Cette fois encore, Jacqueline Jacob, qui se dit innocente, demande l’annulation des poursuites sur des questions de procédure.
Les arguments de la défense
Ses avocats ont soutenu, lors de l’examen des requêtes fin mai, que l’octogénaire n’avait pu pleinement s’expliquer avant sa mise en examen et que les faits étaient prescrits, un point sur lequel le parquet général les a rejoints.
Une annulation représenterait la cinquième invalidation dans ce dossier qui a marqué l’histoire judiciaire française et dont Jacqueline Jacob est la seule toujours mise en cause.
Des montagnes russes judiciaires
Cela montrerait « pour la énième fois, que la justice se fourvoie complètement depuis 40 ans », fustige l’un des avocats de Jacqueline Jacob, Frédéric Berna.
La défense a déjà indiqué qu’elle se pourvoirait en cassation si elle n’obtenait pas gain de cause, ce qu’elle peut faire sous dix jours.
L’attente des parties civiles
« Mme Jacob ne peut pas être sereine quoi qu’il advienne, car ça fait plus de dix ans qu’on lui fait vivre des montagnes russes judiciaires », regrette Me Berna qui dépeint sa cliente comme « totalement innocente ».
Les parents de Grégory, Christine et Jean-Marie Villemin, sont « sereins », selon leur avocat François Saint-Pierre, car « quelle que soit la décision de la cour d’appel sur cette question technique de prescription, la justice continuera ses recherches jusqu’à ce que la vérité éclate ».
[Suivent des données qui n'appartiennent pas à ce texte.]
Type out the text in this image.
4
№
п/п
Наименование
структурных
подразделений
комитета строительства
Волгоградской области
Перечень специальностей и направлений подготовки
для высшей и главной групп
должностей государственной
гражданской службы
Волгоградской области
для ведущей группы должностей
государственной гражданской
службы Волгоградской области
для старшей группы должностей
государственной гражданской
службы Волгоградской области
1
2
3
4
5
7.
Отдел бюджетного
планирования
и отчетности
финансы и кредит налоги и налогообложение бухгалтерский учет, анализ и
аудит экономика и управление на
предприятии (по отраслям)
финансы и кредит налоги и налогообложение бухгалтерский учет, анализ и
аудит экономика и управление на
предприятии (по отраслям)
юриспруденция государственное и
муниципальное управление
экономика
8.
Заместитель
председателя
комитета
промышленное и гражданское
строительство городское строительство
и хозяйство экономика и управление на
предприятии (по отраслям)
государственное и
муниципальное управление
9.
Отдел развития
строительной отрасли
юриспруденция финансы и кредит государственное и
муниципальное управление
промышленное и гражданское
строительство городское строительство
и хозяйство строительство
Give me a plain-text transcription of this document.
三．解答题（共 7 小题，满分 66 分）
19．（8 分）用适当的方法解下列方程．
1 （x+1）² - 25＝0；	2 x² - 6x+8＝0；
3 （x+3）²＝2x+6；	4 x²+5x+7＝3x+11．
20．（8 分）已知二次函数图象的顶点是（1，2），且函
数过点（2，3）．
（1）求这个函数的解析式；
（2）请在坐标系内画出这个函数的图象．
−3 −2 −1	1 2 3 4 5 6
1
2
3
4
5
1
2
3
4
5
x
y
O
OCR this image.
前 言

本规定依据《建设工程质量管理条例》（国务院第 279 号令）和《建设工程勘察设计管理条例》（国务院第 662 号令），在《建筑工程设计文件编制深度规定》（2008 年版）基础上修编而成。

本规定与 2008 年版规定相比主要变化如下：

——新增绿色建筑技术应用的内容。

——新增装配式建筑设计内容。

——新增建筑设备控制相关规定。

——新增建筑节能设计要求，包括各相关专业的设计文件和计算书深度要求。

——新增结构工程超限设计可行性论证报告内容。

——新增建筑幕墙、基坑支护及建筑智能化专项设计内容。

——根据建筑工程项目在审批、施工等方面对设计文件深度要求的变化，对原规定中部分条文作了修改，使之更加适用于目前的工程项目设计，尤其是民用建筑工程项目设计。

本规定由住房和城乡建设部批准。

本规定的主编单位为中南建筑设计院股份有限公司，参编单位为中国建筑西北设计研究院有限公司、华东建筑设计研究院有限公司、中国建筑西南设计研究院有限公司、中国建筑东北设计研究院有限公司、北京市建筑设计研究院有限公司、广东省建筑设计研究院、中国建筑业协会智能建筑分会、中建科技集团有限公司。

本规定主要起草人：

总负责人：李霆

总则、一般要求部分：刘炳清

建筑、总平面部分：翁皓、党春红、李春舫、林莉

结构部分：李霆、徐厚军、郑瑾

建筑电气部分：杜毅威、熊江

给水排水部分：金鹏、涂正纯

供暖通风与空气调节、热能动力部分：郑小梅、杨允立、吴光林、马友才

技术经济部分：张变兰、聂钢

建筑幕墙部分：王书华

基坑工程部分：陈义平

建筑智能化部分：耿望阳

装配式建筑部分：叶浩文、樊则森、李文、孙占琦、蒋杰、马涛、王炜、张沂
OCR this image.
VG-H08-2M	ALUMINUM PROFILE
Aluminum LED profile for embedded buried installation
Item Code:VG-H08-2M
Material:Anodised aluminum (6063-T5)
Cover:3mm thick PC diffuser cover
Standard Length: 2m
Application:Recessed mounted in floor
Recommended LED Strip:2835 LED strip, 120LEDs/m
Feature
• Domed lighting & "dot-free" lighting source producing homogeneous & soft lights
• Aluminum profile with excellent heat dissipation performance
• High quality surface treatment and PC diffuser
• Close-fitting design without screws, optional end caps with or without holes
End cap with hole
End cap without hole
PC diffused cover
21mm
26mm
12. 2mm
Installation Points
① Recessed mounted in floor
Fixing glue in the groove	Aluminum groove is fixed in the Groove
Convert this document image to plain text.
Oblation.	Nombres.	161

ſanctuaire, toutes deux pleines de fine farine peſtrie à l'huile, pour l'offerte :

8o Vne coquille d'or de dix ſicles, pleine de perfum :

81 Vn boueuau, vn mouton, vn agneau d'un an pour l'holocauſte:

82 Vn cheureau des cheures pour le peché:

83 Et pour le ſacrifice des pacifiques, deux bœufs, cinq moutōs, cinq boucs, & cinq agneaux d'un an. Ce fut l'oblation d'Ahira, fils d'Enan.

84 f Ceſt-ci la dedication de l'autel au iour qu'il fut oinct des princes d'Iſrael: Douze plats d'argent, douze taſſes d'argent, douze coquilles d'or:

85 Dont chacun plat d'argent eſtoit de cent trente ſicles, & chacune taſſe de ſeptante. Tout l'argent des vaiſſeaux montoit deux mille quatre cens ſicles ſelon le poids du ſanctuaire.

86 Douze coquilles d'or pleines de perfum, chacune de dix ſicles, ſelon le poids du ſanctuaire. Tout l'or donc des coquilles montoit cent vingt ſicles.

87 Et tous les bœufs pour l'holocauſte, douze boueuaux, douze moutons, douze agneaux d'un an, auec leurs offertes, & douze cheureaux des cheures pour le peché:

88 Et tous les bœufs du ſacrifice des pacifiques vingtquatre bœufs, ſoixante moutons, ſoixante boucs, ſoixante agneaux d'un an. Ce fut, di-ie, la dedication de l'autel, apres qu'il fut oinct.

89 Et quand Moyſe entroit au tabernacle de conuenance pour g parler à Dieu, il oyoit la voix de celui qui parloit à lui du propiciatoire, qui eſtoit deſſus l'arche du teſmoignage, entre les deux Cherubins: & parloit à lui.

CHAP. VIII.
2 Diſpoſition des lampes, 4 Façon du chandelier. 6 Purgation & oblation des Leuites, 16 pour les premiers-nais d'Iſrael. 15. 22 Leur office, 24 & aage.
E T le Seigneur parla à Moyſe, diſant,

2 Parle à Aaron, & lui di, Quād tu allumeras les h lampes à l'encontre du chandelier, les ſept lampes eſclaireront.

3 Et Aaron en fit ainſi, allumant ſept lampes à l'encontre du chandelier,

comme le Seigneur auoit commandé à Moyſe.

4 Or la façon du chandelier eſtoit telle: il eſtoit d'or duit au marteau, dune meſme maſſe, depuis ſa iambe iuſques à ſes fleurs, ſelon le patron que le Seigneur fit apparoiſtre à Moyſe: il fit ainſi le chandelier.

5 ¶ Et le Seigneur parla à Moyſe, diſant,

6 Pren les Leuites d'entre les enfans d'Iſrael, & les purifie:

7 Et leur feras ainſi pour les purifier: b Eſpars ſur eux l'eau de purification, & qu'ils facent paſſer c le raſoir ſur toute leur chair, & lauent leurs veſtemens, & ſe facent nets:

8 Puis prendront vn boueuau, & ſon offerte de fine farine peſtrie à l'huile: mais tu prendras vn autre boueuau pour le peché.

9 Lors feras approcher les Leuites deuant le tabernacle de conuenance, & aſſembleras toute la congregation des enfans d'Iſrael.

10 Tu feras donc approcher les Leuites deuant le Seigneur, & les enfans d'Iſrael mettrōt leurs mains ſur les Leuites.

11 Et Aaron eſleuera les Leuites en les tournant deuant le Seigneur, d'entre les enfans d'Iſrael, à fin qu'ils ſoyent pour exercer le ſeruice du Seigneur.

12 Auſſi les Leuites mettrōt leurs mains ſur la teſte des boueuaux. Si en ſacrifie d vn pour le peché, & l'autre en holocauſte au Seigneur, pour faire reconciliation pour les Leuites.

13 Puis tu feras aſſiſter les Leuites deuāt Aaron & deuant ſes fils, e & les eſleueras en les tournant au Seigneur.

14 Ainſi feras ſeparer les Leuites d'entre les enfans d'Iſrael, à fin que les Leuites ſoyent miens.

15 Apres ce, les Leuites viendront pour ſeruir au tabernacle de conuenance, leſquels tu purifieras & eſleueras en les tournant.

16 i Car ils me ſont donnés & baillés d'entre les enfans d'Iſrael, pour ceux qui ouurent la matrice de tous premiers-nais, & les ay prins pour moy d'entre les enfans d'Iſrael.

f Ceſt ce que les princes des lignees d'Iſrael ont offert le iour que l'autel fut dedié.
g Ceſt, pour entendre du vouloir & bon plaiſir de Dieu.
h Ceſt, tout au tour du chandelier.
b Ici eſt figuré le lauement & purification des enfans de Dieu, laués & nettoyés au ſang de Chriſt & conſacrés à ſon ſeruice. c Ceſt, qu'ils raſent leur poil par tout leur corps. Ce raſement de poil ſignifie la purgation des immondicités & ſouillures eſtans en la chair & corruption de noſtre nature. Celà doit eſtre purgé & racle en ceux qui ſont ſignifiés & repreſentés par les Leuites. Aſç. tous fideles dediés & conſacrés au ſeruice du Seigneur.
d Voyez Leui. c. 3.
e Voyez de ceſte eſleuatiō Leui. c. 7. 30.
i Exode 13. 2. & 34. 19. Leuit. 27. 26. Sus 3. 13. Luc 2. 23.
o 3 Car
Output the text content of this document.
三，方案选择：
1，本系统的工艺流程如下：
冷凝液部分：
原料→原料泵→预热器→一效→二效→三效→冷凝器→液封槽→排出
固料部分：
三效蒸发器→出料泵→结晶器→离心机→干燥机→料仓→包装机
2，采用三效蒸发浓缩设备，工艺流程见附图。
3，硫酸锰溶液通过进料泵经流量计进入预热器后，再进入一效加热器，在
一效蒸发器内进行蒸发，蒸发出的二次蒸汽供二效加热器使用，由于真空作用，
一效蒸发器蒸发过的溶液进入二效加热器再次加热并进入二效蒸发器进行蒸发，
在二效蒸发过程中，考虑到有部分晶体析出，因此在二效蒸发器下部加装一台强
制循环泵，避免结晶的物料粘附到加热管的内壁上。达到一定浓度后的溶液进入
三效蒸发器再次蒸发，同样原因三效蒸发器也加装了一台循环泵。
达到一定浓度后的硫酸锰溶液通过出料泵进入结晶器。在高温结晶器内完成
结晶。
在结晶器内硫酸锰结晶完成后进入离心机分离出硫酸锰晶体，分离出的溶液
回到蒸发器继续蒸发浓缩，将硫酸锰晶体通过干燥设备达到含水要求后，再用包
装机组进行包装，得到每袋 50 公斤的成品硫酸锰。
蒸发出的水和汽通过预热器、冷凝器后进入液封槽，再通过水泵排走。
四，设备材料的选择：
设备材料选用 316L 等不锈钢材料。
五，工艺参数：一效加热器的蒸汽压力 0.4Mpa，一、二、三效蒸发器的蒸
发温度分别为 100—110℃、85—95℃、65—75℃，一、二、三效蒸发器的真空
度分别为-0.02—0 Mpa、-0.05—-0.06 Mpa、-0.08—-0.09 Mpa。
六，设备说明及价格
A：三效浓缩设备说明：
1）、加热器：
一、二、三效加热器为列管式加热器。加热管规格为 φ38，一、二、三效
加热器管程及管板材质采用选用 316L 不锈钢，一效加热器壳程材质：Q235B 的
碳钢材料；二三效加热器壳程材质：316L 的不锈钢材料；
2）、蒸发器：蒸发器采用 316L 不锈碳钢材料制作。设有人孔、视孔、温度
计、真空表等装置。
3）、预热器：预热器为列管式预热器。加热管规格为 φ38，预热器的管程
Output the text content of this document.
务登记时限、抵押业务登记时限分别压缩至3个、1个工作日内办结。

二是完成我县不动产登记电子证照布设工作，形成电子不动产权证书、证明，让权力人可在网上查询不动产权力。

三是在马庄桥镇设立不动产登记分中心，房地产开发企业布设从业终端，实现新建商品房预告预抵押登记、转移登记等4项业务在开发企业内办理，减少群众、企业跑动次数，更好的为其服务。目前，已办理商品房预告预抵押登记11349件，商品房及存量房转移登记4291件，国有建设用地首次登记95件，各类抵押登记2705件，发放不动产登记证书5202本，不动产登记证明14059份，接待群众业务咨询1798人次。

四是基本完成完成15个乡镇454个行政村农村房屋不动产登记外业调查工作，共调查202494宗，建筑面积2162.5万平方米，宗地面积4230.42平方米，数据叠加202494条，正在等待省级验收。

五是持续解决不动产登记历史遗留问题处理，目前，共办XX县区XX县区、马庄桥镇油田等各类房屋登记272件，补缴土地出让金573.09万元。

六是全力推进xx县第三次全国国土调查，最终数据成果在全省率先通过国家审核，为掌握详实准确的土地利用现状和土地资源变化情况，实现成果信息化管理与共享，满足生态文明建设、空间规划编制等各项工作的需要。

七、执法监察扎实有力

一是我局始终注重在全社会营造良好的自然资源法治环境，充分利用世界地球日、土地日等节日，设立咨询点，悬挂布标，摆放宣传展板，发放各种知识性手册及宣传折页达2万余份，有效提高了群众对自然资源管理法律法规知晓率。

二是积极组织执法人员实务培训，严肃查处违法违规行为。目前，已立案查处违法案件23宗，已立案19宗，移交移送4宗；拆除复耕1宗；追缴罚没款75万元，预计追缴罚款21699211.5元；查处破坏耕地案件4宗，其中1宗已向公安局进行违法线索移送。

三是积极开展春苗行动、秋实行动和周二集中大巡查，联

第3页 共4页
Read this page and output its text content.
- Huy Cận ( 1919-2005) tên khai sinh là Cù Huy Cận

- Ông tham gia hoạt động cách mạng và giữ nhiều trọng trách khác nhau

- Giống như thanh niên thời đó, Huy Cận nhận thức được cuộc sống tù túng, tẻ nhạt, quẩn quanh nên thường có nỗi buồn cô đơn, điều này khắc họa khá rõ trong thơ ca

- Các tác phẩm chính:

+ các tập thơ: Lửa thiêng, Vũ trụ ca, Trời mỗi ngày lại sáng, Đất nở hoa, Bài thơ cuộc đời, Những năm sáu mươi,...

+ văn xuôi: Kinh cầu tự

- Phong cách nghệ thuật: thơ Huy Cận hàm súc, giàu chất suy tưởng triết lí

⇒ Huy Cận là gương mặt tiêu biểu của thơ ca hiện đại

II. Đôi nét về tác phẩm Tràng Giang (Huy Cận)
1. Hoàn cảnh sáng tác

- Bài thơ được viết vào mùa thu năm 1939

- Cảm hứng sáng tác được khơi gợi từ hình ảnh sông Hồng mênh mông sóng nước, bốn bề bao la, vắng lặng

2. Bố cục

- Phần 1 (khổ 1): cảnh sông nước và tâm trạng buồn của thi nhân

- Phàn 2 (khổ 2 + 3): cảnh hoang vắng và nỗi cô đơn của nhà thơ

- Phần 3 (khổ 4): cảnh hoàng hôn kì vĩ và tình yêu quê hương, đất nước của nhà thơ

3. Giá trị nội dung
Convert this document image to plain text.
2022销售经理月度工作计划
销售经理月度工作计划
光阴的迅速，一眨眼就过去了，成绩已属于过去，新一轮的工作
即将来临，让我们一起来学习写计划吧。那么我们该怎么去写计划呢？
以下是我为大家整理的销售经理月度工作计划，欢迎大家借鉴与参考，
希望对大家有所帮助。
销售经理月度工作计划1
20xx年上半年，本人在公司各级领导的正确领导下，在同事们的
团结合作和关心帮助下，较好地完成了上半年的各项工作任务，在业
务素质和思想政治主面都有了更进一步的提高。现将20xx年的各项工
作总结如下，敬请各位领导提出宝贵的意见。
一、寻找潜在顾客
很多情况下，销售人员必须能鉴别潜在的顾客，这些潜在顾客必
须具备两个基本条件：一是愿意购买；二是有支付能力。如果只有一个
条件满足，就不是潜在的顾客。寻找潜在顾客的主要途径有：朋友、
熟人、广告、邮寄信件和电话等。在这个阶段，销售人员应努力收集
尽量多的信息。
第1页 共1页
Les rivalités au cœur du clan familial
Dès le début de l’enquête, les investigations s’étaient orientées vers la haine farouche, faite de jalousies ancestrales, qui aurait existé entre le clan Villemin et les Jacob, famille de la grand-mère de Grégory.
Jaqueline Jacob, dont l’époux Marcel est un frère de cette grand-mère, était déléguée CGT dans l’entreprise où le père de Grégory travaillait comme contremaître à seulement 26 ans, avec une réussite insolente et jalousée. Les époux Jacob n’ont eu de cesse de démentir tout conflit.